Authors: Aanish Paruchuri, Yunfei Wang, Xiaodan Gu, Arthi Jayaraman
Abstract: In this paper we present a new machine learning workflow with unsupervised learning techniques to identify domains within atomic force microscopy images obtained from polymer films. The goal of the workflow is to identify the spatial location of the two types of polymer domains with little to no manual intervention and calculate the domain size distributions which in turn can help qualify the phase separated state of the material as macrophase or microphase ordered or disordered domains. We briefly review existing approaches used in other fields, computer vision and signal processing that can be applicable for the above tasks that happen frequently in the field of polymer science and engineering. We then test these approaches from computer vision and signal processing on the AFM image dataset to identify the strengths and limitations of each of these approaches for our first task. For our first domain segmentation task, we found that the workflow using discrete Fourier transform or discrete cosine transform with variance statistics as the feature works the best. The popular ResNet50 deep learning approach from computer vision field exhibited relatively poorer performance in the domain segmentation task for our AFM images as compared to the DFT and DCT based workflows.
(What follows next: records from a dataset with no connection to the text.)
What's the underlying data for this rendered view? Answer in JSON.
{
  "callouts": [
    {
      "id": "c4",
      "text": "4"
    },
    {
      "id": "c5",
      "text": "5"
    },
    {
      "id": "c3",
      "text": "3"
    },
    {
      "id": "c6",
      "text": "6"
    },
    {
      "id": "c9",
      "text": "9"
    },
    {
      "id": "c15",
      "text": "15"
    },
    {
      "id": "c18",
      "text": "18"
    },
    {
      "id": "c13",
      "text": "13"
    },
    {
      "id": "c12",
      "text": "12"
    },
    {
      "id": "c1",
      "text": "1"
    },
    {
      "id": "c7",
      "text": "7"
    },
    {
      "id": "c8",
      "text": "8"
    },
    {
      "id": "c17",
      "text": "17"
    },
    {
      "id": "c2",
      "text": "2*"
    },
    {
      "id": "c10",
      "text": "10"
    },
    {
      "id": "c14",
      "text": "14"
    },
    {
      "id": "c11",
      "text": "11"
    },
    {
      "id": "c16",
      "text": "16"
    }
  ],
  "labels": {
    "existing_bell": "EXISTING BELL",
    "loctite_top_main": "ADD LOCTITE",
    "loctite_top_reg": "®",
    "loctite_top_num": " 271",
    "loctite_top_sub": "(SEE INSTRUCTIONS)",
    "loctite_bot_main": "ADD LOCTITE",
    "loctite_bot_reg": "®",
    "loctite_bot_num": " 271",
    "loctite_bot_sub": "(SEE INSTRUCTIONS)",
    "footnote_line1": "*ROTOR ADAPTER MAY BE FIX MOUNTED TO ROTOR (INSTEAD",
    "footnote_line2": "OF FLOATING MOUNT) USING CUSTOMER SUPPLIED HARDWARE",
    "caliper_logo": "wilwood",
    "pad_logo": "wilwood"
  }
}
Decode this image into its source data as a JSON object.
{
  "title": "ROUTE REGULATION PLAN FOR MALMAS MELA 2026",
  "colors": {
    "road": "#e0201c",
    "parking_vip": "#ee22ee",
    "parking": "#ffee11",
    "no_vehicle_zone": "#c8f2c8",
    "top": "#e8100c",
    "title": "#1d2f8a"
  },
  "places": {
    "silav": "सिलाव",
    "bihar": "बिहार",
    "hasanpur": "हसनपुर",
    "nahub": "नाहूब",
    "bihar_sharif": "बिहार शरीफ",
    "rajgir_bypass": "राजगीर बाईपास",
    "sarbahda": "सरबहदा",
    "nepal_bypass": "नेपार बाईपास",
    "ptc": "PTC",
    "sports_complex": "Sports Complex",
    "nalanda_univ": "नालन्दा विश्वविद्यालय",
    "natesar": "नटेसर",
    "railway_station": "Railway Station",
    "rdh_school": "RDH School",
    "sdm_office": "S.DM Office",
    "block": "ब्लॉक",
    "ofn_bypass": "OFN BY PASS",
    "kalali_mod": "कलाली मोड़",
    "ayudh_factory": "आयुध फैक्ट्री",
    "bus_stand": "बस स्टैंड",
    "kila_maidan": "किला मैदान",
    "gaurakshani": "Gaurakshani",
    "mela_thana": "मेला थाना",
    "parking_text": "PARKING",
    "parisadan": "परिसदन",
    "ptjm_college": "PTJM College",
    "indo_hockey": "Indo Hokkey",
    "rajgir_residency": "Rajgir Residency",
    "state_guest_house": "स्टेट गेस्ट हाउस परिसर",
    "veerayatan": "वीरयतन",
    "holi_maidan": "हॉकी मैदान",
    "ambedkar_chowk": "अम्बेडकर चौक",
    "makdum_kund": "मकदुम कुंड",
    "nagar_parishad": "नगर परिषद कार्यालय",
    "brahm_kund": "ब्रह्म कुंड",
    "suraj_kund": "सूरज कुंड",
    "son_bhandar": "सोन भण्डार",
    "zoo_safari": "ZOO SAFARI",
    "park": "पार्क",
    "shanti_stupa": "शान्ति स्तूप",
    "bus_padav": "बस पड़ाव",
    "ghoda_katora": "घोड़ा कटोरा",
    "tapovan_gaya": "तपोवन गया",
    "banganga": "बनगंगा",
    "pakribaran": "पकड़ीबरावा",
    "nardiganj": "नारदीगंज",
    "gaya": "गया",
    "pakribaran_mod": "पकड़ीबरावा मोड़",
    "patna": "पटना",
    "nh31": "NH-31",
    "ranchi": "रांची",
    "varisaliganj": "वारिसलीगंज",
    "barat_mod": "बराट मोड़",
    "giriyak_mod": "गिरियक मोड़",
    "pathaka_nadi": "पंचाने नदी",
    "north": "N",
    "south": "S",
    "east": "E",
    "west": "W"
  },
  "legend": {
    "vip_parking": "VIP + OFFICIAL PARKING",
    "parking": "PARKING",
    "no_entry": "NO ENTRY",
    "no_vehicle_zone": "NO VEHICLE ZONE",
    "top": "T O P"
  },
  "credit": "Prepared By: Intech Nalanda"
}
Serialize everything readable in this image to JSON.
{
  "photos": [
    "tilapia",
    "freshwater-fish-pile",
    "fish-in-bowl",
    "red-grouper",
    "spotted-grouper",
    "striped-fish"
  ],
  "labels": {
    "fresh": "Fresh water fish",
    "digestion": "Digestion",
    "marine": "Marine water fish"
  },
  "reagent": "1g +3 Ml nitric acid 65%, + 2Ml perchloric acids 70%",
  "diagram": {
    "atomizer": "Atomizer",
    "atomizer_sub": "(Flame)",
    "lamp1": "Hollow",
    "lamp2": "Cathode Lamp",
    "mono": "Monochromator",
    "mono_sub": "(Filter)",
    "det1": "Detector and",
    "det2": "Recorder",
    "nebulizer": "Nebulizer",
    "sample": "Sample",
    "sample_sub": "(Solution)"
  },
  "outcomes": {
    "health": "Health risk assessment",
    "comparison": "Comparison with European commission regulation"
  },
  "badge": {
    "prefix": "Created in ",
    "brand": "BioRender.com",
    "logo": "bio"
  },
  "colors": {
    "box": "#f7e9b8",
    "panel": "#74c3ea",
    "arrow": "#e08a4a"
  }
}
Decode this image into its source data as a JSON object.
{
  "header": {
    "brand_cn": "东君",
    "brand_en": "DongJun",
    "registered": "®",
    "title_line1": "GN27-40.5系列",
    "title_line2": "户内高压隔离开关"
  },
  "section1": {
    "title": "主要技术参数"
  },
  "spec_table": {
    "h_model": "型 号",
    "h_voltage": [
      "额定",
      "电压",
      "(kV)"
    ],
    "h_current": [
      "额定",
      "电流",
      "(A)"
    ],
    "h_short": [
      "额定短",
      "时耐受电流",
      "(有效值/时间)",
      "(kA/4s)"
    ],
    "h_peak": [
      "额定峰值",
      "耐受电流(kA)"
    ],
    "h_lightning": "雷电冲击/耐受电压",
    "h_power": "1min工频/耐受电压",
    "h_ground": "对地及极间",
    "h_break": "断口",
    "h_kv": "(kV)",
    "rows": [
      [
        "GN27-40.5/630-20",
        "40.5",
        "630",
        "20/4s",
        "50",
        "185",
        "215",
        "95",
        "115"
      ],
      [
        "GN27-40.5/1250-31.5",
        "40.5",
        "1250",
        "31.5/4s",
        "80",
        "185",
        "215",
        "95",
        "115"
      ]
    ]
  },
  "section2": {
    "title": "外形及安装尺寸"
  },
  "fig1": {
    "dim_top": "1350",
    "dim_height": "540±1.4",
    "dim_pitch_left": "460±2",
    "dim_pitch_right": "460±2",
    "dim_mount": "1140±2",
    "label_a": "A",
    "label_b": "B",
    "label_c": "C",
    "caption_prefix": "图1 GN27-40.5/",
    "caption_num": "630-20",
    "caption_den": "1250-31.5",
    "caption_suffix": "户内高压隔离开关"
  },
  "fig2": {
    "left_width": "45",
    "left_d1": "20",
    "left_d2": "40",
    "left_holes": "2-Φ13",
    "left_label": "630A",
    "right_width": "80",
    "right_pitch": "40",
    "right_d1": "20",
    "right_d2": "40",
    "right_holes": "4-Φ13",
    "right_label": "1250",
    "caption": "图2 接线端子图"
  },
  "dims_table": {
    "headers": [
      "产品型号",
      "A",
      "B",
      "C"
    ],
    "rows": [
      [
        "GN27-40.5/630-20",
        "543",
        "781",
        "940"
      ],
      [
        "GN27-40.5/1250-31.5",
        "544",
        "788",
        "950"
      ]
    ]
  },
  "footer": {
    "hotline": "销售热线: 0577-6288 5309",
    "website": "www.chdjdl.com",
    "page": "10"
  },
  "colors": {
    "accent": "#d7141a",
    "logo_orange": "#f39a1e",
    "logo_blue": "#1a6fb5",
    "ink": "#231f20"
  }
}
For the second task, for each of 144 input AFM images, we then used an existing porespy python package to calculate the domain size distribution from the output of that image from DFT based workflow. The information and open source codes we share in this paper can serve as a guide for researchers in the polymer and soft materials fields who need ML modeling and workflows for automated analyses of AFM images from polymer samples that may have crystalline or amorphous domains, sharp or rough interfaces between domains, or micro or macrophase separated domains.